Una mujer aparece muerta dentro de un árbol centenario. Entre sus manos sostiene un libro que data de 1649. ¿Qué relación hay entre la víctima y el manuscrito? ¿Cómo metieron el cadáver en el tronco del árbol? Para resolver el misterio, un grupo de investigadores se desplaza al lugar de los hechos, la reserva natural de la Tinença de Benifassà, con la hipótesis de que el libro es la clave del enigma.

Mediante un estilo que combina la narración en primera y tercera persona, Alunia ofrece una perspectiva única sobre el mundo de la brujería y su vínculo con la naturaleza.
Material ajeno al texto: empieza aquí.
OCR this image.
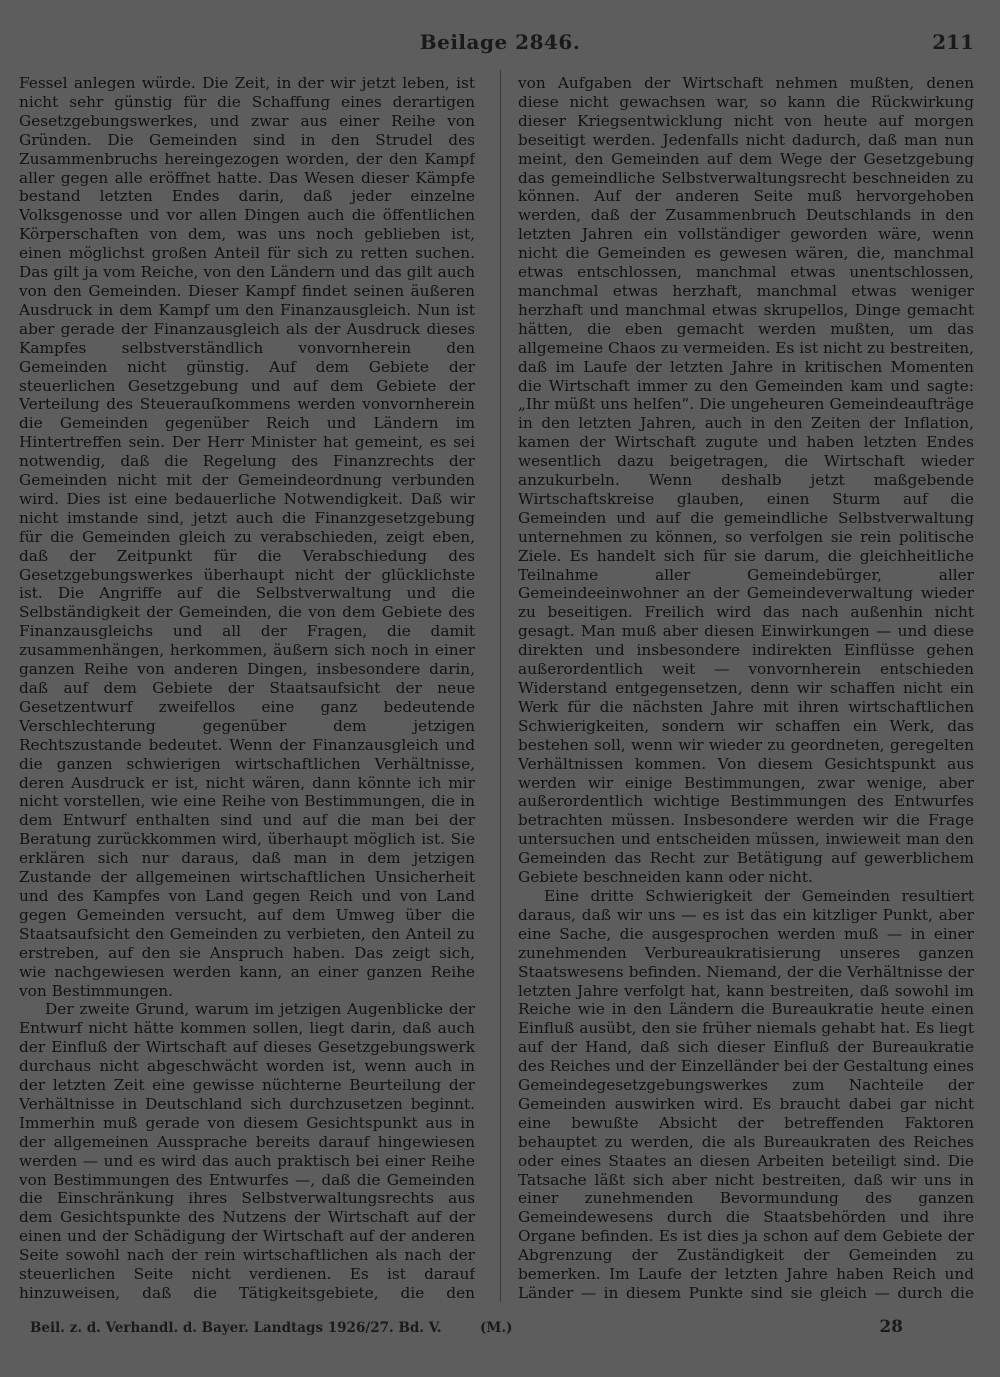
Beilage 2846.	211

Fessel anlegen würde. Die Zeit, in der wir jetzt leben, ist nicht sehr günstig für die Schaffung eines derartigen Gesetzgebungswerkes, und zwar aus einer Reihe von Gründen. Die Gemeinden sind in den Strudel des Zusammenbruchs hereingezogen worden, der den Kampf aller gegen alle eröffnet hatte. Das Wesen dieser Kämpfe bestand letzten Endes darin, daß jeder einzelne Volksgenosse und vor allen Dingen auch die öffentlichen Körperschaften von dem, was uns noch geblieben ist, einen möglichst großen Anteil für sich zu retten suchen. Das gilt ja vom Reiche, von den Ländern und das gilt auch von den Gemeinden. Dieser Kampf findet seinen äußeren Ausdruck in dem Kampf um den Finanzausgleich. Nun ist aber gerade der Finanzausgleich als der Ausdruck dieses Kampfes selbstverständlich vonvornherein den Gemeinden nicht günstig. Auf dem Gebiete der steuerlichen Gesetzgebung und auf dem Gebiete der Verteilung des Steuerauſkommens werden vonvornherein die Gemeinden gegenüber Reich und Ländern im Hintertreffen sein. Der Herr Minister hat gemeint, es sei notwendig, daß die Regelung des Finanzrechts der Gemeinden nicht mit der Gemeindeordnung verbunden wird. Dies ist eine bedauerliche Notwendigkeit. Daß wir nicht imstande sind, jetzt auch die Finanzgesetzgebung für die Gemeinden gleich zu verabschieden, zeigt eben, daß der Zeitpunkt für die Verabschiedung des Gesetzgebungswerkes überhaupt nicht der glücklichste ist. Die Angriffe auf die Selbstverwaltung und die Selbständigkeit der Gemeinden, die von dem Gebiete des Finanzausgleichs und all der Fragen, die damit zusammenhängen, herkommen, äußern sich noch in einer ganzen Reihe von anderen Dingen, insbesondere darin, daß auf dem Gebiete der Staatsaufsicht der neue Gesetzentwurf zweifellos eine ganz bedeutende Verschlechterung gegenüber dem jetzigen Rechtszustande bedeutet. Wenn der Finanzausgleich und die ganzen schwierigen wirtschaftlichen Verhältnisse, deren Ausdruck er ist, nicht wären, dann könnte ich mir nicht vorstellen, wie eine Reihe von Bestimmungen, die in dem Entwurf enthalten sind und auf die man bei der Beratung zurückkommen wird, überhaupt möglich ist. Sie erklären sich nur daraus, daß man in dem jetzigen Zustande der allgemeinen wirtschaftlichen Unsicherheit und des Kampfes von Land gegen Reich und von Land gegen Gemeinden versucht, auf dem Umweg über die Staatsaufsicht den Gemeinden zu verbieten, den Anteil zu erstreben, auf den sie Anspruch haben. Das zeigt sich, wie nachgewiesen werden kann, an einer ganzen Reihe von Bestimmungen.

Der zweite Grund, warum im jetzigen Augenblicke der Entwurf nicht hätte kommen sollen, liegt darin, daß auch der Einfluß der Wirtschaft auf dieses Gesetzgebungswerk durchaus nicht abgeschwächt worden ist, wenn auch in der letzten Zeit eine gewisse nüchterne Beurteilung der Verhältnisse in Deutschland sich durchzusetzen beginnt. Immerhin muß gerade von diesem Gesichtspunkt aus in der allgemeinen Aussprache bereits darauf hingewiesen werden — und es wird das auch praktisch bei einer Reihe von Bestimmungen des Entwurfes —, daß die Gemeinden die Einschränkung ihres Selbstverwaltungsrechts aus dem Gesichtspunkte des Nutzens der Wirtschaft auf der einen und der Schädigung der Wirtschaft auf der anderen Seite sowohl nach der rein wirtschaftlichen als nach der steuerlichen Seite nicht verdienen. Es ist darauf hinzuweisen, daß die Tätigkeitsgebiete, die den

von Aufgaben der Wirtschaft nehmen mußten, denen diese nicht gewachsen war, so kann die Rückwirkung dieser Kriegsentwicklung nicht von heute auf morgen beseitigt werden. Jedenfalls nicht dadurch, daß man nun meint, den Gemeinden auf dem Wege der Gesetzgebung das gemeindliche Selbstverwaltungsrecht beschneiden zu können. Auf der anderen Seite muß hervorgehoben werden, daß der Zusammenbruch Deutschlands in den letzten Jahren ein vollständiger geworden wäre, wenn nicht die Gemeinden es gewesen wären, die, manchmal etwas entschlossen, manchmal etwas unentschlossen, manchmal etwas herzhaft, manchmal etwas weniger herzhaft und manchmal etwas skrupellos, Dinge gemacht hätten, die eben gemacht werden mußten, um das allgemeine Chaos zu vermeiden. Es ist nicht zu bestreiten, daß im Laufe der letzten Jahre in kritischen Momenten die Wirtschaft immer zu den Gemeinden kam und sagte: „Ihr müßt uns helfen“. Die ungeheuren Gemeindeaufträge in den letzten Jahren, auch in den Zeiten der Inflation, kamen der Wirtschaft zugute und haben letzten Endes wesentlich dazu beigetragen, die Wirtschaft wieder anzukurbeln. Wenn deshalb jetzt maßgebende Wirtschaftskreise glauben, einen Sturm auf die Gemeinden und auf die gemeindliche Selbstverwaltung unternehmen zu können, so verfolgen sie rein politische Ziele. Es handelt sich für sie darum, die gleichheitliche Teilnahme aller Gemeindebürger, aller Gemeindeeinwohner an der Gemeindeverwaltung wieder zu beseitigen. Freilich wird das nach außenhin nicht gesagt. Man muß aber diesen Einwirkungen — und diese direkten und insbesondere indirekten Einflüsse gehen außerordentlich weit — vonvornherein entschieden Widerstand entgegensetzen, denn wir schaffen nicht ein Werk für die nächsten Jahre mit ihren wirtschaftlichen Schwierigkeiten, sondern wir schaffen ein Werk, das bestehen soll, wenn wir wieder zu geordneten, geregelten Verhältnissen kommen. Von diesem Gesichtspunkt aus werden wir einige Bestimmungen, zwar wenige, aber außerordentlich wichtige Bestimmungen des Entwurfes betrachten müssen. Insbesondere werden wir die Frage untersuchen und entscheiden müssen, inwieweit man den Gemeinden das Recht zur Betätigung auf gewerblichem Gebiete beschneiden kann oder nicht.

Eine dritte Schwierigkeit der Gemeinden resultiert daraus, daß wir uns — es ist das ein kitzliger Punkt, aber eine Sache, die ausgesprochen werden muß — in einer zunehmenden Verbureaukratisierung unseres ganzen Staatswesens befinden. Niemand, der die Verhältnisse der letzten Jahre verfolgt hat, kann bestreiten, daß sowohl im Reiche wie in den Ländern die Bureaukratie heute einen Einfluß ausübt, den sie früher niemals gehabt hat. Es liegt auf der Hand, daß sich dieser Einfluß der Bureaukratie des Reiches und der Einzelländer bei der Gestaltung eines Gemeindegesetzgebungswerkes zum Nachteile der Gemeinden auswirken wird. Es braucht dabei gar nicht eine bewußte Absicht der betreffenden Faktoren behauptet zu werden, die als Bureaukraten des Reiches oder eines Staates an diesen Arbeiten beteiligt sind. Die Tatsache läßt sich aber nicht bestreiten, daß wir uns in einer zunehmenden Bevormundung des ganzen Gemeindewesens durch die Staatsbehörden und ihre Organe befinden. Es ist dies ja schon auf dem Gebiete der Abgrenzung der Zuständigkeit der Gemeinden zu bemerken. Im Laufe der letzten Jahre haben Reich und Länder — in diesem Punkte sind sie gleich — durch die

Beil. z. d. Verhandl. d. Bayer. Landtags 1926/27. Bd. V.	(M.)	28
Miguel Ángel Font Bisier, reconocido cineasta, investigador y escritor, nos transporta a través de paisajes deslumbrantes para resolver oscuros misterios en una novela que despierta los sentidos y estimula la imaginación.

«Era cierto lo que decían los ancianos de Levana: las noches de alunia son duras y terribles, aunque también generosas con quienes las enfrentan y viven para contarlo».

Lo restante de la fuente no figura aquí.